Striking a Balance - Book Review: The Collapsing Bubble: Growth and Fossil Energy

By John Rohe
Volume 17, Number 1 (Fall 2006)
Issue theme: "America beyond 300 million"


Summary:
Book Review:
The Collapsing Bubble: Growth and Fossil Energy
by Lindsey Grant
Seven Locks Press, 2005
74 pp., $9.95

    If explorers discovered a vacant continent teeming with vast resources, cleansed by fresh flowing waters, and brimming in rich energy reserves, the migrating settlers may fashion a relaxed immigration policy consistent with available resources. The policy could be modified as population pressures bore on the resource base. Policies and procedures are time dependent.

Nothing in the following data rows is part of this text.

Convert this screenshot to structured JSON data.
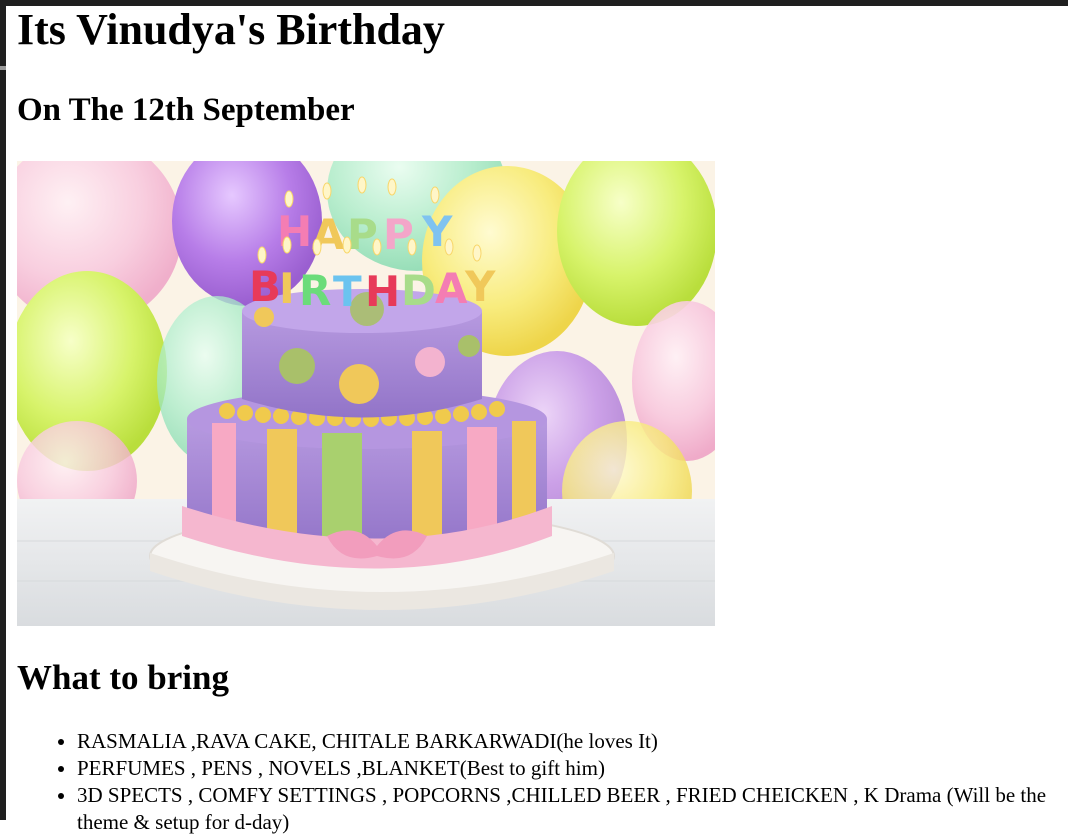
{
  "page": {
    "title": "Its Vinudya's Birthday",
    "date_heading": "On The 12th September",
    "bring_heading": "What to bring"
  },
  "image": {
    "subject": "birthday cake with candles and balloons",
    "cake_letters": "HAPPY BIRTHDAY"
  },
  "items": [
    "RASMALIA ,RAVA CAKE, CHITALE BARKARWADI(he loves It)",
    "PERFUMES , PENS , NOVELS ,BLANKET(Best to gift him)",
    "3D SPECTS , COMFY SETTINGS , POPCORNS ,CHILLED BEER , FRIED CHEICKEN , K Drama (Will be the theme & setup for d-day)"
  ]
}
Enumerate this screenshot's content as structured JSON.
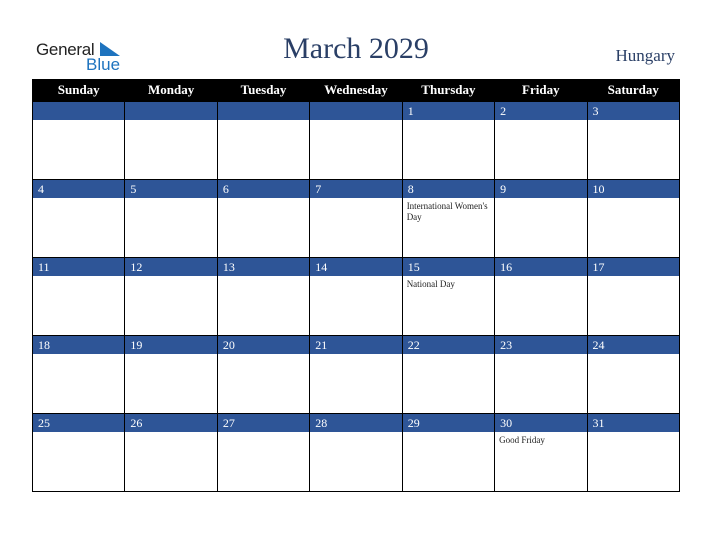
{
  "logo": {
    "text1": "General",
    "text2": "Blue"
  },
  "title": "March 2029",
  "country": "Hungary",
  "colors": {
    "header_bg": "#000000",
    "date_bar": "#2e5597",
    "title": "#2a3f66",
    "logo_blue": "#1e73be"
  },
  "weekdays": [
    "Sunday",
    "Monday",
    "Tuesday",
    "Wednesday",
    "Thursday",
    "Friday",
    "Saturday"
  ],
  "weeks": [
    [
      {
        "day": "",
        "event": ""
      },
      {
        "day": "",
        "event": ""
      },
      {
        "day": "",
        "event": ""
      },
      {
        "day": "",
        "event": ""
      },
      {
        "day": "1",
        "event": ""
      },
      {
        "day": "2",
        "event": ""
      },
      {
        "day": "3",
        "event": ""
      }
    ],
    [
      {
        "day": "4",
        "event": ""
      },
      {
        "day": "5",
        "event": ""
      },
      {
        "day": "6",
        "event": ""
      },
      {
        "day": "7",
        "event": ""
      },
      {
        "day": "8",
        "event": "International Women's Day"
      },
      {
        "day": "9",
        "event": ""
      },
      {
        "day": "10",
        "event": ""
      }
    ],
    [
      {
        "day": "11",
        "event": ""
      },
      {
        "day": "12",
        "event": ""
      },
      {
        "day": "13",
        "event": ""
      },
      {
        "day": "14",
        "event": ""
      },
      {
        "day": "15",
        "event": "National Day"
      },
      {
        "day": "16",
        "event": ""
      },
      {
        "day": "17",
        "event": ""
      }
    ],
    [
      {
        "day": "18",
        "event": ""
      },
      {
        "day": "19",
        "event": ""
      },
      {
        "day": "20",
        "event": ""
      },
      {
        "day": "21",
        "event": ""
      },
      {
        "day": "22",
        "event": ""
      },
      {
        "day": "23",
        "event": ""
      },
      {
        "day": "24",
        "event": ""
      }
    ],
    [
      {
        "day": "25",
        "event": ""
      },
      {
        "day": "26",
        "event": ""
      },
      {
        "day": "27",
        "event": ""
      },
      {
        "day": "28",
        "event": ""
      },
      {
        "day": "29",
        "event": ""
      },
      {
        "day": "30",
        "event": "Good Friday"
      },
      {
        "day": "31",
        "event": ""
      }
    ]
  ]
}
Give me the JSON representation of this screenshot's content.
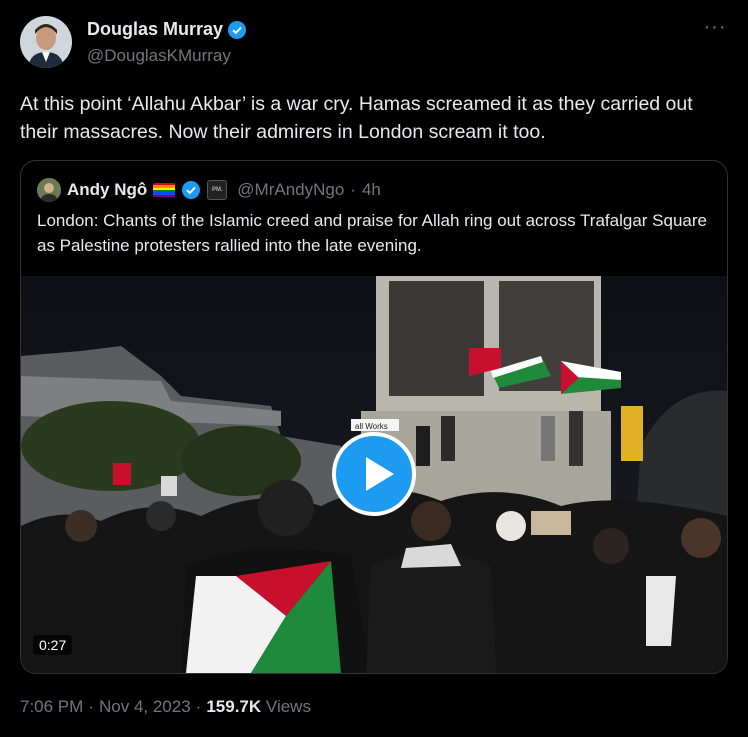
{
  "tweet": {
    "author_name": "Douglas Murray",
    "author_handle": "@DouglasKMurray",
    "more_icon": "more-horizontal-icon",
    "text": "At this point ‘Allahu Akbar’ is a war cry. Hamas screamed it as they carried out their massacres. Now their admirers in London scream it too.",
    "time": "7:06 PM",
    "date": "Nov 4, 2023",
    "views_count": "159.7K",
    "views_label": "Views",
    "verified_color": "#1d9bf0"
  },
  "quote": {
    "author_name": "Andy Ngô",
    "affiliate_badge": "PM.",
    "author_handle": "@MrAndyNgo",
    "age": "4h",
    "text": "London: Chants of the Islamic creed and praise for Allah ring out across Trafalgar Square as Palestine protesters rallied into the late evening.",
    "media": {
      "duration": "0:27",
      "placard": "all Works"
    }
  },
  "colors": {
    "background": "#000000",
    "text_primary": "#e7e9ea",
    "text_secondary": "#71767b",
    "accent": "#1d9bf0",
    "border": "#2f3336"
  }
}
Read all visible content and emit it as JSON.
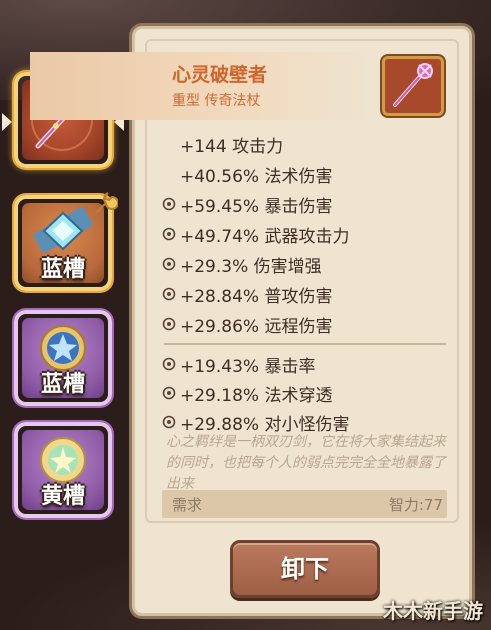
{
  "item": {
    "name": "心灵破壁者",
    "type": "重型 传奇法杖",
    "icon": "staff-icon"
  },
  "base_stats": [
    {
      "text": "+144 攻击力",
      "has_icon": false
    },
    {
      "text": "+40.56% 法术伤害",
      "has_icon": false
    },
    {
      "text": "+59.45% 暴击伤害",
      "has_icon": true
    },
    {
      "text": "+49.74% 武器攻击力",
      "has_icon": true
    },
    {
      "text": "+29.3% 伤害增强",
      "has_icon": true
    },
    {
      "text": "+28.84% 普攻伤害",
      "has_icon": true
    },
    {
      "text": "+29.86% 远程伤害",
      "has_icon": true
    }
  ],
  "extra_stats": [
    {
      "text": "+19.43% 暴击率",
      "has_icon": true
    },
    {
      "text": "+29.18% 法术穿透",
      "has_icon": true
    },
    {
      "text": "+29.88% 对小怪伤害",
      "has_icon": true
    }
  ],
  "lore": "心之羁绊是一柄双刃剑，它在将大家集结起来的同时，也把每个人的弱点完完全全地暴露了出来",
  "requirement": {
    "label": "需求",
    "value": "智力:77"
  },
  "unequip_label": "卸下",
  "slots": [
    {
      "label": "",
      "icon": "staff-icon",
      "selected": true
    },
    {
      "label": "蓝槽",
      "icon": "blue-gem-icon"
    },
    {
      "label": "蓝槽",
      "icon": "blue-gem-icon"
    },
    {
      "label": "黄槽",
      "icon": "yellow-gem-icon"
    }
  ],
  "watermark": "木木新手游",
  "colors": {
    "item_name": "#d0642a",
    "panel": "#efe4d0",
    "button": "#a9694f"
  }
}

Settlers expanding into virgin territory could strike equilibrium with resources, waters, and energy reserves. They could also, implicitly or explicitly, choose to breach the carrying capacity. Their relative relationship with life supporting systems offers a rational basis for reaching a responsible balance.

Lindsey Grant has authored countless essays and several books on the delicate balance between people and resources. His latest book assesses the prospects for energy reserves to meet the aspirations of U.S. inhabitants.

In three chapters contained within 74 pages, this is a quick read in plain English. In chapter one, Grant draws on the wisdom of economist Kenneth Boulding: “Anyone who believes exponential growth can go on forever in a finite world is either a madman or an economist.” For the remainder of this century, we will draw on oil, coal, tar sands, nuclear, gas, and hydrogen/biomass. The most salient question is not when each reserve will be depleted, but rather when the rate of depletion will peak. Thereafter, on the down side of the depletion curve, incongruities between supply and demand can be expected to inspire bitter competition (think of Iraq as a test case).

Grant unveils a dark secret of our perceived need to grow the economy: Faster rates of depletion will hasten the day of palpable energy shortages.

Chapter two imparts a sustainable and rational framework to comprehend the extent of remaining energy reserves. The United States has a rich endowment of coal. To harness energy from coal, however, is to inflict severe environmental penalties. Coal creates electricity, and, at one-half the energy, can be liquefied into a gasoline substitute. Coal mercilessly ravages the land, spews particulates, imposes health hazards, and aggressively adds to global warming. Will our uncritical allegiance to growth empower us to ignore the risks? Or, will we identify non-polluting renewable alternate energy?

Chapter three analyzes renewable energy alternatives. The fossil fuel era will appear as a brief spike in the history of human affairs. Aggressive rates of depletion began in the 1940s, and we are now already on the threshold of peak oil. Grant addresses the era beyond petroleum, coal, and fossil fuels. He observes that future alternatives may enable us to be more responsible stewards, but only at a lower population level, with less consumptive habits.

Throughout this book, Grant keeps an eye on the multiplier of resource depletion: Human numbers. He often asks the reader to identify an optimum population, amid an elusive host of variables.

In closing, Grant is sensitive to the nation by nation challenge to manage population size and to maximize human well being. The research causes the era of optimism to draw to a close for Grant. When pondering whether the human experiment is prepared to responsibly confront this daunting challenge, Grant states: “I would not bet that the human race can manage this most difficult of transitions—this retreat from overshoot—without turmoil, but we have an opportunity to try.”   

About the author

John F. Rohe  is an attorney in Petoskey, Michigan  with a long-standing concern for the environment.